Since 1984, the education department’s Office for Civil Rights has initiated around 200 investigations nationwide targeting educational institutions that may not have provided “free appropriate public education,” the requirement under Section 504 that mandates services. They represent the only such investigations that were not prompted by outside complaints.
Seth Galanter, former Principal Deputy Assistant Secretary at the Office for Civil Rights under former President Barack Obama, said staff and funding resources limit the federal agency’s ability to effectively enforce the 504 law. Collaboration with state agencies could increase accountability and make 504 services more accessible to students in Arizona, he explained.
“Every state has its own office of special education that monitors school districts for compliance with the IDEA. It’s not, I am thinking, a huge lift to add 504 to that,” said Galanter, who is now the senior director for legal advocacy at the National Center for Youth Law, a national non-profit firm that advocates for changes to public agencies on behalf of low-income children in the U.S.
The Arizona Department of Education isn’t required to monitor or enforce the 504 law. State officials don’t collect data on the plans or investigate parent complaints specific to 504s, instead referring families to resources available outside of the department.
“It is very likely that [ADE has] received issues from parent complaints around 504, but likely if it doesn’t connect to IDEA then action isn’t taken by the department,” said Kate Wright, chief of staff for the Arizona Department of Education.
ADE officials acknowledge the need to address barriers that prevent access to 504 plans and other educational services, especially in underserved communities.
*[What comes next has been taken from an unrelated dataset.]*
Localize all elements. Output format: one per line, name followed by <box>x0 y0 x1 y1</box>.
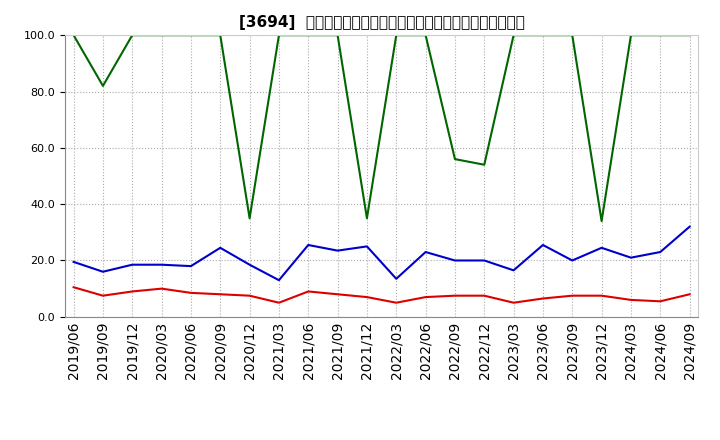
Title: [3694]  売上債権回転率、買入債務回転率、在庫回転率の推移: [3694] 売上債権回転率、買入債務回転率、在庫回転率の推移 <box>238 15 525 30</box>
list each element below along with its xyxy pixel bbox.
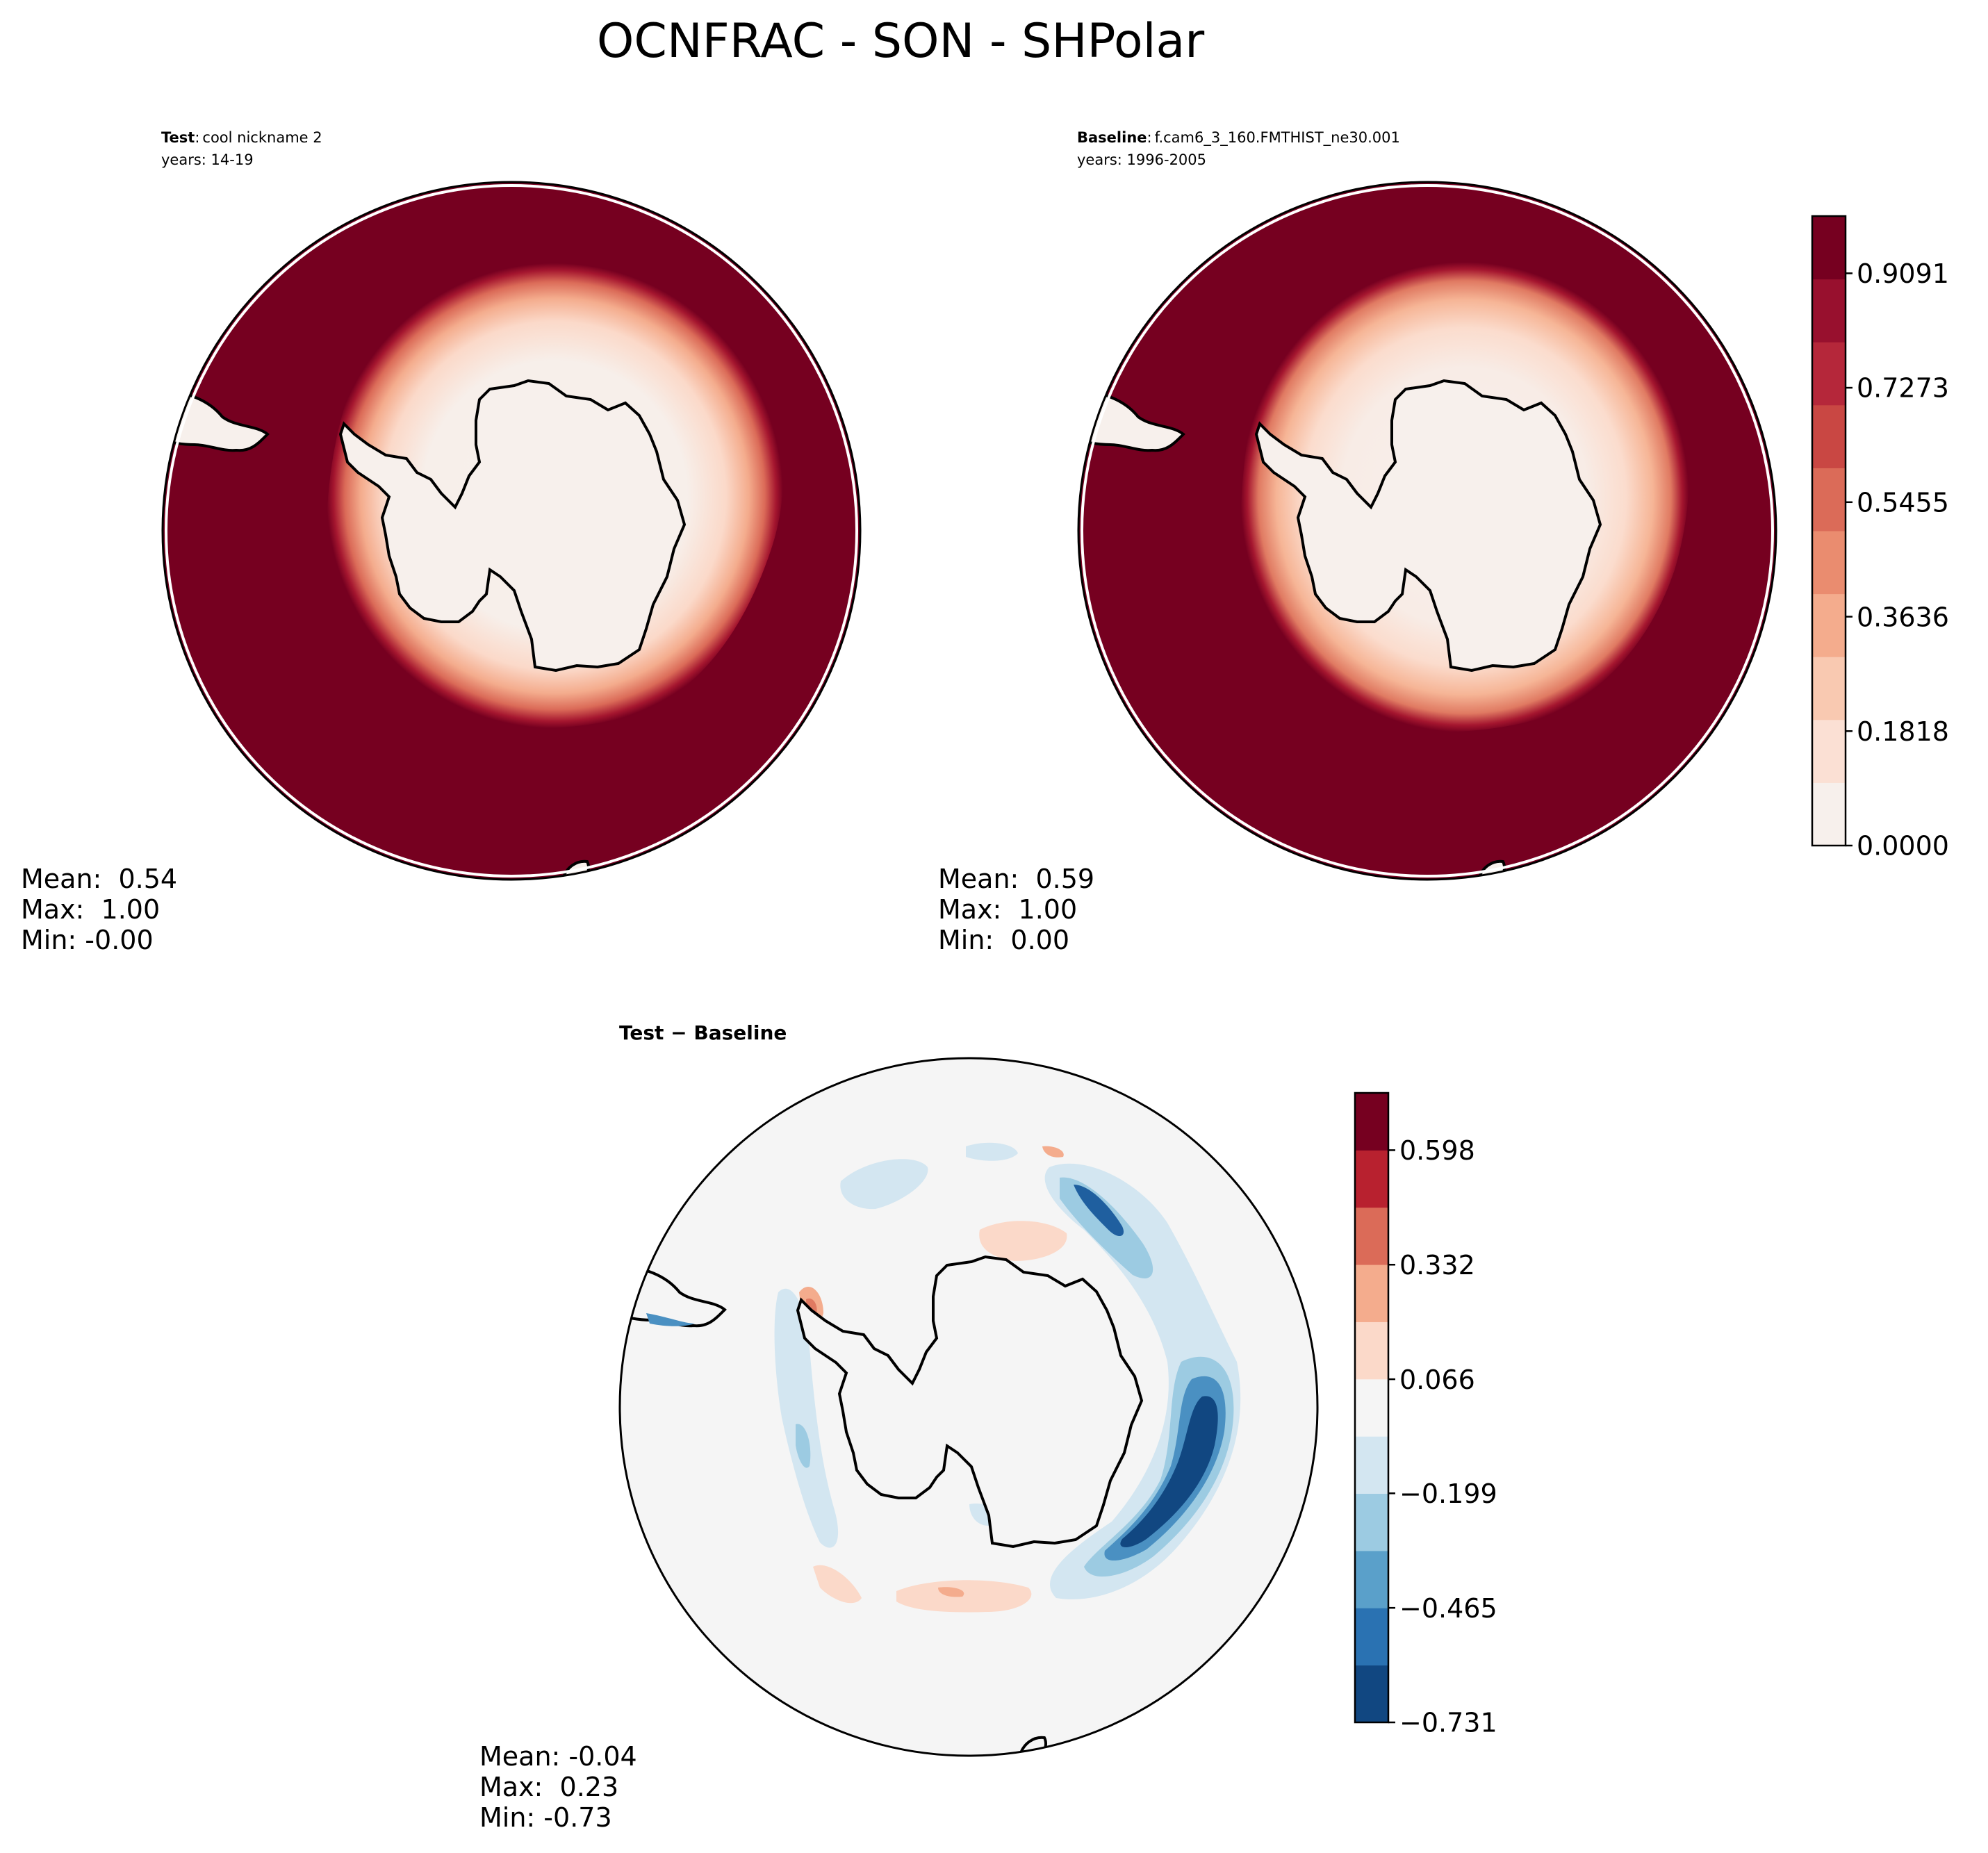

Richie Taylor, an agency spokesperson, said they are in the “early planning stages” of addressing the issues, adding that the department intends to use federal relief funding to support parent engagement.
Dante Butzberger, who still has a 504 plan and enters his senior year of high school in fall 2021, was grateful to have a parent able to fight for his access to education. He now plans to apply for college at Arizona State University to study business.
“I know I’m lucky,” Butzberger said. “I’m so thankful [my mother] was there to advocate for me because without all that help and without her, I would not have been as successful as I was.”
This story was published by Arizona Center for Investigative Reporting under a Creative Commons license with the headline “‘504 plan’ disability protection favors students at Arizona’s wealthier, whiter schools.”